We all agree the country is facing a housing and homelessness crisis. The number of people sleeping on the streets is growing, the housing lists in all the local authorities are lengthening and the bills for emergency accommodation are spiralling. Our solution is that local authorities need to be adequately funded to become, once again, the primary supplier of social housing. This housing must meet the needs of those languishing on the lists. In my town of Youghal, more than 160 families are on the housing list. In Cobh there are more than 500, and people can wait up to six years in Midleton for a housing offer. I have had cases in which people have waited for up to ten years before any offer of housing was made. Three generations of one family live in overcrowded conditions and this in itself brings added problems of stress and strain to a difficult situation.

The Government's recent announcement of €15 million for housing is little more than a drop in the ocean. It was more an insult than a solution. I take this opportunity to raise the particular issue of family break-up. When one partner must leave the family home in line with a court order he or she is homeless. Unfortunately, local authorities refuse to allow these people onto their housing lists. After a break-up, a partner has nowhere to live but still will not be accepted onto a housing list as there is a financial stake in the family home. Is it possible to reach an arrangement whereby once the family home is sold a financial contribution can be made to the local authority, similar to the financial contribution scheme for senior citizen accommodation? Will the Minister of State address this issue directly?

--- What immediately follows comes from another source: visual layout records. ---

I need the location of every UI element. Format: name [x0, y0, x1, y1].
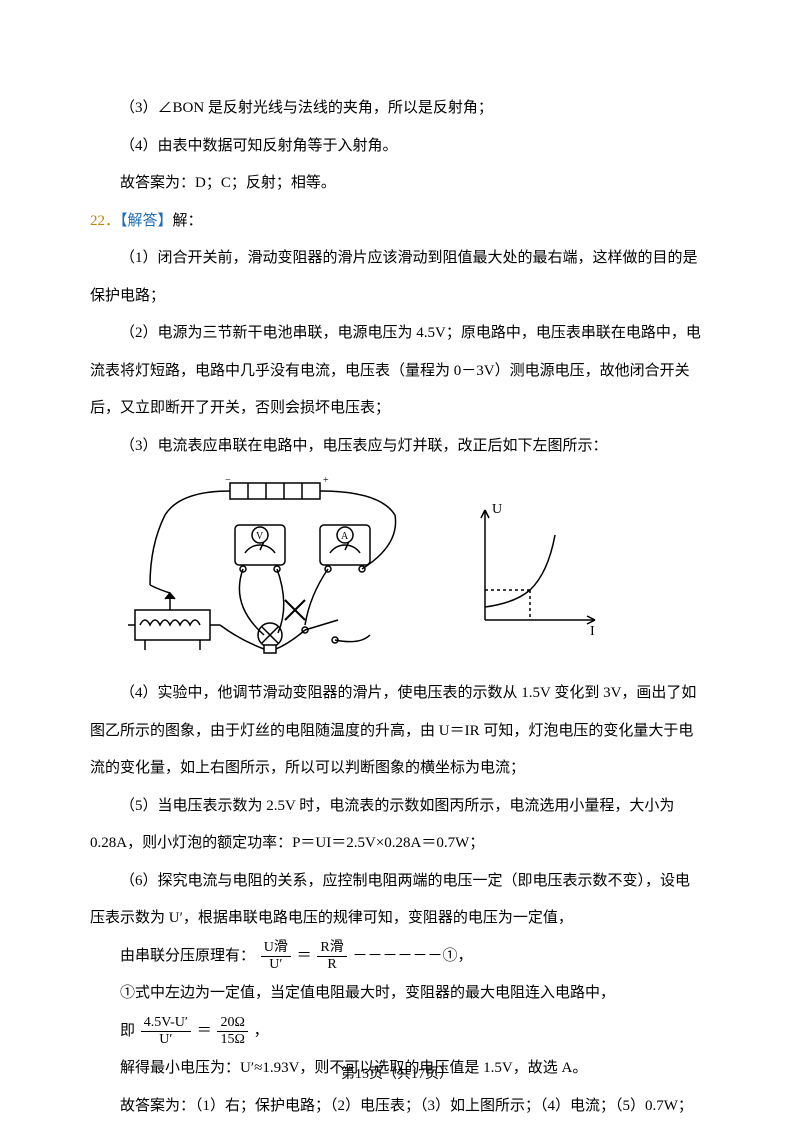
paragraph: ①式中左边为一定值，当定值电阻最大时，变阻器的最大电阻连入电路中， [90, 975, 704, 1013]
figure-row: − + [120, 475, 704, 665]
paragraph: （1）闭合开关前，滑动变阻器的滑片应该滑动到阻值最大处的最右端，这样做的目的是保… [90, 240, 704, 315]
question-number: 22． [90, 213, 120, 229]
fraction: R滑 R [317, 940, 346, 972]
paragraph: （3）电流表应串联在电路中，电压表应与灯并联，改正后如下左图所示： [90, 428, 704, 466]
answer-tail: 解： [173, 213, 203, 229]
paragraph: 故答案为：（1）右；保护电路；（2）电压表；（3）如上图所示；（4）电流；（5）… [90, 1088, 704, 1125]
paragraph: （6）探究电流与电阻的关系，应控制电阻两端的电压一定（即电压表示数不变），设电压… [90, 863, 704, 938]
paragraph: （4）由表中数据可知反射角等于入射角。 [90, 128, 704, 166]
fraction-denominator: U′ [261, 957, 291, 972]
equals: ＝ [297, 948, 312, 964]
equals: ＝ [197, 1023, 212, 1039]
y-axis-label: U [492, 502, 502, 517]
equation-prefix: 即 [120, 1023, 135, 1039]
svg-text:V: V [256, 531, 264, 542]
equation-prefix: 由串联分压原理有： [120, 948, 255, 964]
fraction-denominator: U′ [141, 1032, 191, 1047]
paragraph: （3）∠BON 是反射光线与法线的夹角，所以是反射角； [90, 90, 704, 128]
svg-text:+: + [323, 475, 329, 486]
fraction-denominator: 15Ω [217, 1032, 247, 1047]
question-22-header: 22．【解答】解： [90, 203, 704, 241]
paragraph: 故答案为：D；C；反射；相等。 [90, 165, 704, 203]
ui-graph: U I [460, 495, 610, 645]
fraction-numerator: U滑 [261, 940, 291, 956]
fraction: 4.5V-U′ U′ [141, 1015, 191, 1047]
fraction-numerator: 20Ω [217, 1015, 247, 1031]
answer-label: 【解答】 [120, 213, 173, 229]
svg-text:A: A [341, 531, 349, 542]
fraction-numerator: 4.5V-U′ [141, 1015, 191, 1031]
paragraph: （2）电源为三节新干电池串联，电源电压为 4.5V；原电路中，电压表串联在电路中… [90, 315, 704, 428]
fraction: U滑 U′ [261, 940, 291, 972]
circuit-diagram: − + [120, 475, 430, 665]
svg-text:−: − [225, 475, 231, 486]
fraction-numerator: R滑 [317, 940, 346, 956]
page-footer: 第15页（共17页） [0, 1063, 794, 1083]
paragraph: （4）实验中，他调节滑动变阻器的滑片，使电压表的示数从 1.5V 变化到 3V，… [90, 675, 704, 788]
fraction: 20Ω 15Ω [217, 1015, 247, 1047]
equation-line-2: 即 4.5V-U′ U′ ＝ 20Ω 15Ω ， [120, 1013, 704, 1051]
paragraph: （5）当电压表示数为 2.5V 时，电流表的示数如图丙所示，电流选用小量程，大小… [90, 788, 704, 863]
equation-tail: ， [254, 1023, 269, 1039]
x-axis-label: I [590, 624, 595, 639]
equation-line-1: 由串联分压原理有： U滑 U′ ＝ R滑 R －－－－－－①， [120, 938, 704, 976]
fraction-denominator: R [317, 957, 346, 972]
document-content: （3）∠BON 是反射光线与法线的夹角，所以是反射角； （4）由表中数据可知反射… [90, 90, 704, 1125]
equation-tail: －－－－－－①， [353, 948, 473, 964]
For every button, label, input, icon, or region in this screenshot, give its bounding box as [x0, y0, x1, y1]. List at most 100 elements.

Sinn Féin proposes to tackle the housing crisis head-on. We have identified €1 billion of unused money in Ireland's strategic investment fund. Current cost projections from the Department of the Environment, Community and Local Government state that the average cost of building a new social housing unit is €151,477 and the cost of renovating an unused social housing unit is approximately €15,756. Using the money we have identified, the Government could provide an additional 7,450 homes on top of current targets. If initiated now we could be on track to deliver a minimum of 12,450 new social housing units before next summer. Using €985 million from the strategic investment fund, 6,500 homes could be built, each costing approximately €151,477.

Sinn Féin is dedicated to offering realistic and achievable solutions to the housing crisis. We are not interested in plucking numbers out of our imagination or accepting the status quowhereby more than 100,000 people are not adequately housed and more and more are homeless or at risk of homelessness.